Hi everyone,
I am trying to use convolution function on embedded system.
In my pc i tried like :
Code:
int i,j,m,n,m1,n1;
int halfH = filter_height >> 1;
int halfW = filter_width >> 1;
for(i = 0; i < height; i++)
{
for(j = 0; j < width; j++)
{
Output[i][j] = 0;
for(m = -halfH,m1 = filter_height-1; m1 >= 0; m++,m1--)
{
if(i + m < 0 || i + m >= height)
continue;
for(n = -halfW,n1 = filter_width-1; n1 >= 0; n++,n1--)
{
if(j + n < 0 || j + n >= height)
continue;
Output[i][j] += input[i+m][j+n] * filter[m1][n1];
}
}
}
}
Here my input image is 240x272 (width X Height) and my filter size is 3 x 3.
I tried the same code in embedded system (arm 9).Here it is taking around 350 ms.
I want to reduce the execution time.
There are a lot of possible optimization but I have some questions before.
Have your filter matrix a fixed 3x3 size ?
What is the numerical range of input array and filter coefficients ?
You need a scaled output in the same range of input array ?
Where is your target time ?
My filter is a sobel filter(1 2 1 , 0 0 0, -1, -2, -1) and input is a gray scale image(0 to 255).
I want to calculate the gradient of image.
I do not have any target time. I want to reduce the time as much as it is possible.
So your previous code compute a single step of sobel filter apply one 3x3 kernel ?
Your coefficient are for Sobel edge-detection along x-direction ?
In any way you can perform some simply optimization (generic 3x3 array)
1) put your image starting at 1,1 in a array having two pixel more the original image, 0 fill first and last row and first and last column.
In this way you can eliminate all the test for the image border saving some time (amply compensate for the additional processing in the border)
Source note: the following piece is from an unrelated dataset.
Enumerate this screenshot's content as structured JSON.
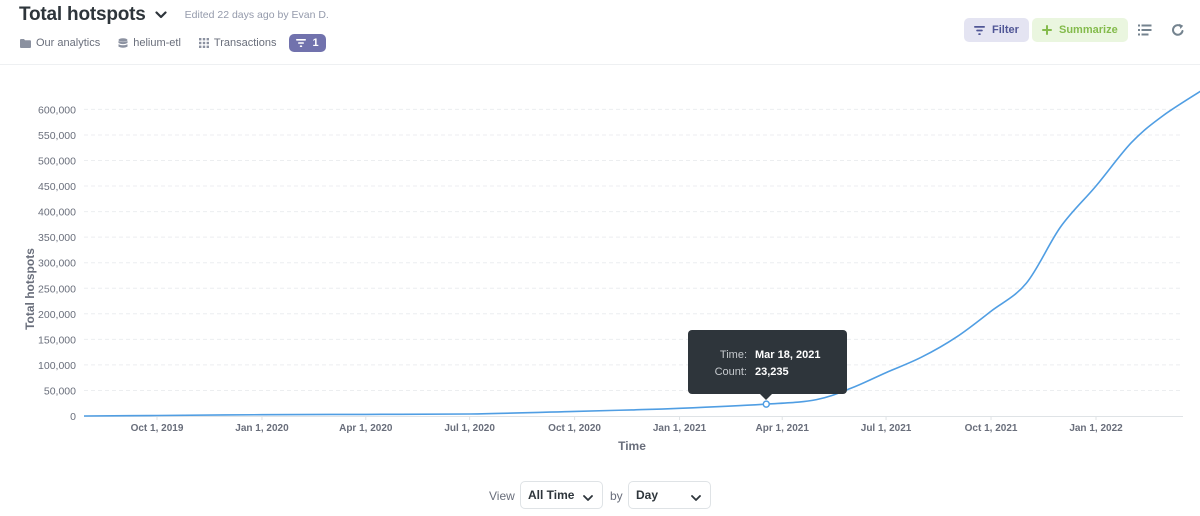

2) enrolling loop 3 and 4 and use local variables instead of the filter matrix array
so the code can be similar to:
Code:
short k00=filter[0][0];
short k01=filter[0][1];
short k02=filter[0][2];
short k10=filter[1][0];
short k11=filter[1][1];
short k12=filter[1][2];
short k20=filter[2][0];
short k21=filter[2][1];
short k22=filter[2][2];
short acc=0;
for(i = 0; i < height; i++)
{
for(j = 0; j < width; j++)
{
acc =input[i][j]*k00;
acc+=input[i][j+1]*k01;
acc+=input[i][j+2]*k02;
acc+=input[i+1][j]*k10;
acc+=input[i+1][j+1]*k11;
acc+=input[i+1][j+2]*k12;
acc+=input[i+2][j]*k20;
acc+=input[i+2][j+1]*k21;
acc+=input[i+2][j+2]*k22;
output[i][j]=acc; // if you want again origin in 0,0
}
}
In case of your previous mentioned filter matrix, you can 'hard code' the filter coefficient to gain more time in similar way:
Code:
short acc=0;
for(i = 0; i < height; i++)
{
for(j = 0; j < width; j++)
{
acc =input[i][j];
acc+=(input[i][j+1]<<1);
acc+=input[i][j+2];
acc-=input[i+2][j];
acc-=(input[i+2][j+1]<<1);
acc-=input[i+2][j+2];
output[i][j]=acc; // if you want again origin in 0,0
}
}
(the code is only exemplificative. check coefficient order and sign)
Let me how speed gain you obtain, and if it you need more speed.